Es zieht sich eine Kälte durch den Film, die an keiner Stelle aufgebrochen wird. Hedwig Höß probiert einen Pelzmantel an, der - wie man sich denken kann - deportierten Juden abgenommen wurde. Ihre Kinder schauen vor dem Schlafengehen die Sammlung mit menschlichen Zähnen an. Und als Hedwig Höß’ Mutter zu Besuch kommt und fragt, ob denn auch Juden hier lebten, antwortet die Tochter, die seien hinter der Mauer.
Der 58 Jahre alte Jonathan Glazer wurde mit Musikvideos für Bands wie Blur und Massive Attack bekannt.

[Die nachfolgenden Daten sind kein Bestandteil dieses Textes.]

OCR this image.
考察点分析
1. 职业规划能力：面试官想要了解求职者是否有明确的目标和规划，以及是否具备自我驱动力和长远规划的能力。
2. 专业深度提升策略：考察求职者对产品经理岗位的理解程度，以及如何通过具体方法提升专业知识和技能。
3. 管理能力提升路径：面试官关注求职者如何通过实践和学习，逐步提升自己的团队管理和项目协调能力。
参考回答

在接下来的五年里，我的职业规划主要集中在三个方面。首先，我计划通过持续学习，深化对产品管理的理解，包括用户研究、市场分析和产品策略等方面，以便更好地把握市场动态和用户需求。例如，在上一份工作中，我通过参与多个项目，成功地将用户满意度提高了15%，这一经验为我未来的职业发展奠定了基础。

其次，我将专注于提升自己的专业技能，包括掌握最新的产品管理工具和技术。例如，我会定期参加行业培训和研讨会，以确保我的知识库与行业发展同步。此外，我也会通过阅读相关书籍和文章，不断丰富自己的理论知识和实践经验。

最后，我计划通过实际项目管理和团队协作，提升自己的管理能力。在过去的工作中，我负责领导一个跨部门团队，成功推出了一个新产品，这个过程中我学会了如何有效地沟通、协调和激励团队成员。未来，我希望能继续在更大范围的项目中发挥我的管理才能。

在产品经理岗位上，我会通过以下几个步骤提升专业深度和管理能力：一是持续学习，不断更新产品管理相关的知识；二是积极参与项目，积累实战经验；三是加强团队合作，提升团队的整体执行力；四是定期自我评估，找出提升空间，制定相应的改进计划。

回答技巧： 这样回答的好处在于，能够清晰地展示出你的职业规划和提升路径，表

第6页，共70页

Für Radiohead inszenierte er den berühmten Clip zu „Karma Police“. 2013 sprengte er gemeinsam mit Scarlett Johansson in dem Film „Under The Skin“ das Science-Fiction-Genre und setzte es neu zusammen. An „The Zone of Interest“ hat er neun Jahre gearbeitet. Nun ist er der Film zur Stunde.

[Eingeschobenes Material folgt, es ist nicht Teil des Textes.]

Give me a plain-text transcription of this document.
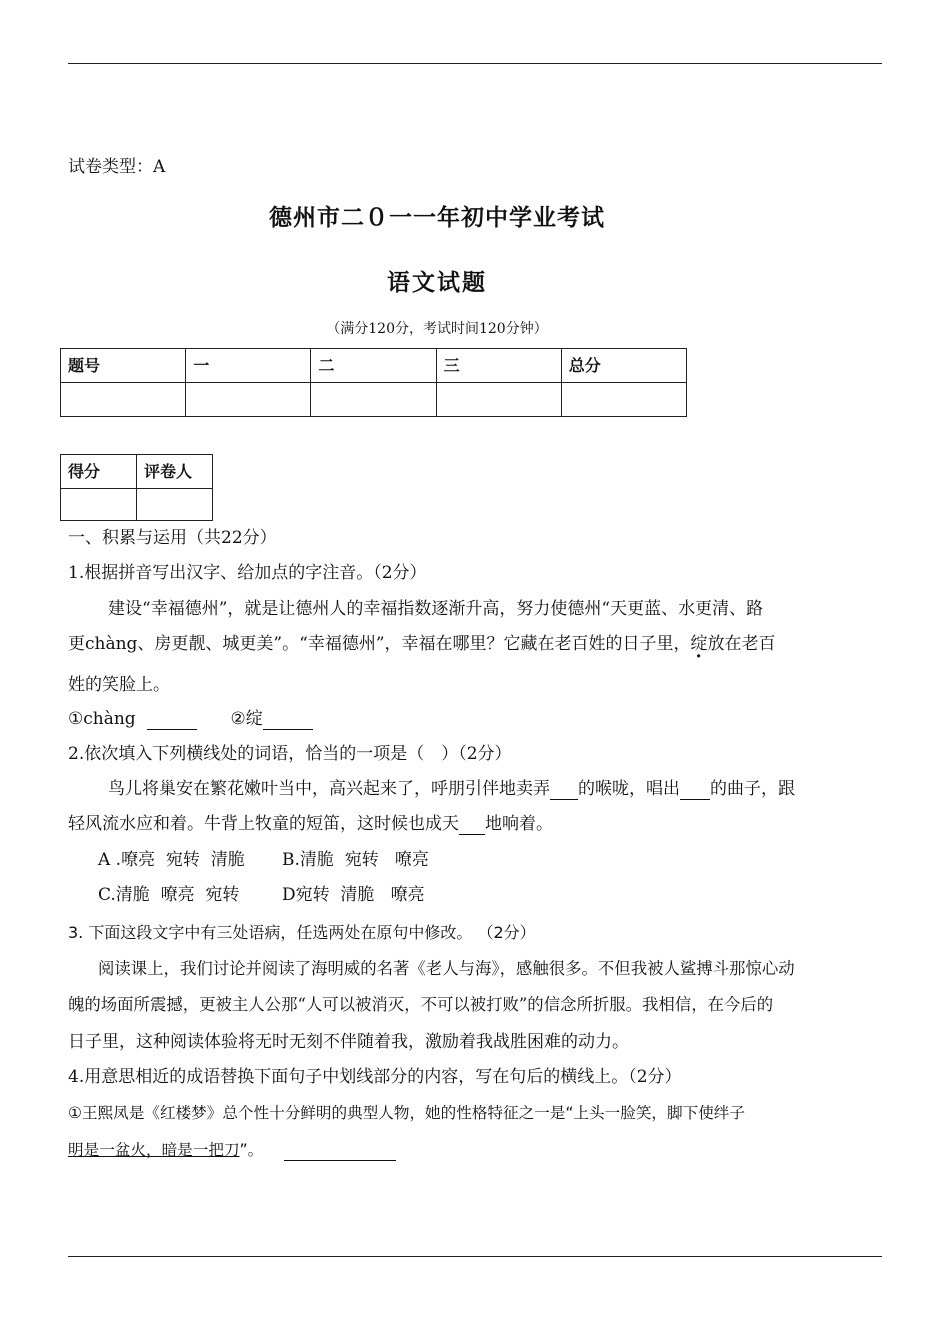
试卷类型：A
德州市二０一一年初中学业考试
语文试题
（满分120分，考试时间120分钟）
题号	一	二	三	总分

得分	评卷人

一、积累与运用（共22分）
1.根据拼音写出汉字、给加点的字注音。（2分）
建设“幸福德州”，就是让德州人的幸福指数逐渐升高，努力使德州“天更蓝、水更清、路
更chàng、房更靓、城更美”。“幸福德州”，幸福在哪里？它藏在老百姓的日子里，绽放在老百
姓的笑脸上。
①chàng	②绽
2.依次填入下列横线处的词语，恰当的一项是（　）（2分）
鸟儿将巢安在繁花嫩叶当中，高兴起来了，呼朋引伴地卖弄 的喉咙，唱出 的曲子，跟
轻风流水应和着。牛背上牧童的短笛，这时候也成天 地响着。
A .嘹亮  宛转  清脆 B.清脆  宛转   嘹亮
C.清脆  嘹亮  宛转	D宛转  清脆   嘹亮
3. 下面这段文字中有三处语病，任选两处在原句中修改。 （2分）
阅读课上，我们讨论并阅读了海明威的名著《老人与海》，感触很多。不但我被人鲨搏斗那惊心动
魄的场面所震撼，更被主人公那“人可以被消灭，不可以被打败”的信念所折服。我相信，在今后的
日子里，这种阅读体验将无时无刻不伴随着我，激励着我战胜困难的动力。
4.用意思相近的成语替换下面句子中划线部分的内容，写在句后的横线上。（2分）
①王熙凤是《红楼梦》总个性十分鲜明的典型人物，她的性格特征之一是“上头一脸笑，脚下使绊子
明是一盆火，暗是一把刀”。
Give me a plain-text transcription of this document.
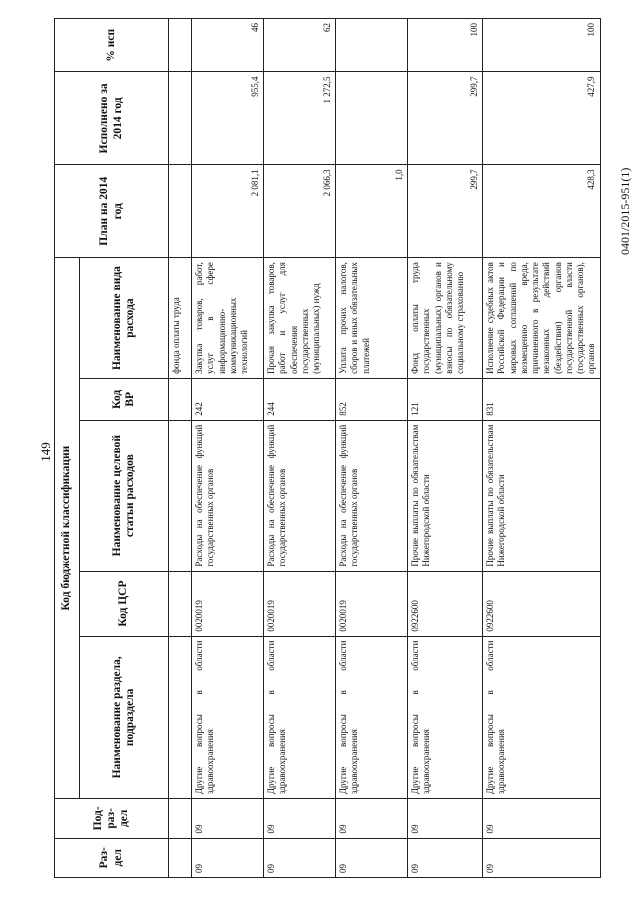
149
Раз-дел	Под-раз-дел	Код бюджетной классификации					План на 2014 год	Исполнено за 2014 год	% исп
		Наименование раздела, подраздела	Код ЦСР	Наименование целевой статьи расходов	Код ВР	Наименование вида расхода			
						фонда оплаты труда			
09	09	Другие вопросы в области здравоохранения	0020019	Расходы на обеспечение функций государственных органов	242	Закупка товаров, работ, услуг в сфере информационно-коммуникационных технологий	2 081,1	955,4	46
09	09	Другие вопросы в области здравоохранения	0020019	Расходы на обеспечение функций государственных органов	244	Прочая закупка товаров, работ и услуг для обеспечения государственных (муниципальных) нужд	2 066,3	1 272,5	62
09	09	Другие вопросы в области здравоохранения	0020019	Расходы на обеспечение функций государственных органов	852	Уплата прочих налогов, сборов и иных обязательных платежей	1,0		
09	09	Другие вопросы в области здравоохранения	0922600	Прочие выплаты по обязательствам Нижегородской области	121	Фонд оплаты труда государственных (муниципальных) органов и взносы по обязательному социальному страхованию	299,7	299,7	100
09	09	Другие вопросы в области здравоохранения	0922600	Прочие выплаты по обязательствам Нижегородской области	831	Исполнение судебных актов Российской Федерации и мировых соглашений по возмещению вреда, причиненного в результате незаконных действий (бездействия) органов государственной власти (государственных органов), органов	428,3	427,9	100
0401/2015-951(1)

In einer Gegenwart, in der Rechtsradikale von Deportationen fantasieren, spürt man die Wirkung dieses Films geradezu körperlich. „The Zone Of Interest“ sei eine Warnung, sagte Glazer im Interview mit der „Financial Times“. Dieses Werk ist so hart und krass, so gelungen und radikal, dass man kaum anders kann, als sie zu verstehen.